Researchers from China’s Academy of Sciences in conjunction with the Austrian Academy of Sciences revealed they are working on the first-ever satellite to perform quantum experiments.
The craft will potentially launch in August for a two year mission aimed at establishing a secure communications network that could allow anyone in the world to talk to each other or send information over secure electronic channels, reported Nature.
A crystal that radiates pairs of entangled photons will be built into the satellite’s center. This crystal will transmit the photons to ground stations based in Vienna and Beijing in order to generate a secret key.
The scientists will use this vessel to explore the quantum phenomenon of entanglement using a Bell Test, according to Nature. A prominent theory in the quantum physics field is that entangled photons are supposed to stay linked to each other no matter what this distance is so the Bell Test will determine if they can stay entangled when separated by 1,200 kilometers.
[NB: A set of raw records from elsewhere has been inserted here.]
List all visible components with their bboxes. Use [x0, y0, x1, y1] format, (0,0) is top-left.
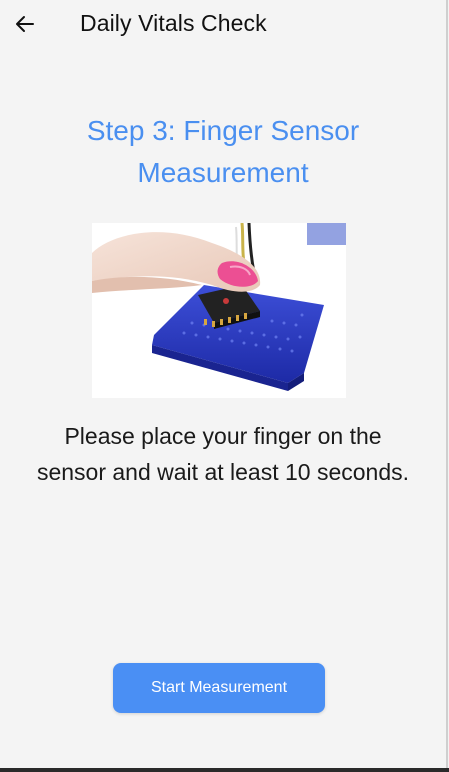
start-measurement-button[interactable]: Start Measurement: [113, 663, 325, 713]
system-bottom-bar: [0, 768, 449, 772]
step-title: Step 3: Finger Sensor Measurement: [86, 115, 360, 188]
instruction-text: Please place your finger on the sensor a…: [36, 423, 410, 485]
arrow-left-icon: [16, 16, 34, 32]
sensor-illustration: [92, 223, 346, 398]
page-title: Daily Vitals Check: [80, 10, 267, 36]
finger-sensor-picture: [92, 223, 346, 398]
app-screen: Daily Vitals Check Step 3: Finger Sensor…: [0, 0, 448, 768]
app-header: Daily Vitals Check: [0, 0, 446, 48]
back-button[interactable]: [10, 9, 40, 39]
Other countries are attempting this research as well. A collaboration between the National University of Singapore and the University of Strathclyde propose launching a series of miniature satellites to perform entanglement experiments whereas a crew from Canada will analyze how to send photons entangled on the group up to satellites stationed in our orbit, explained Popular Mechanics.
It will cost an estimated $100 million for the Chinese/Austrian group to pull this launch off, as successful results from this first trial flight could lead to a convoy of satellites launched from all over the world to create a comprehensive quantum communications network.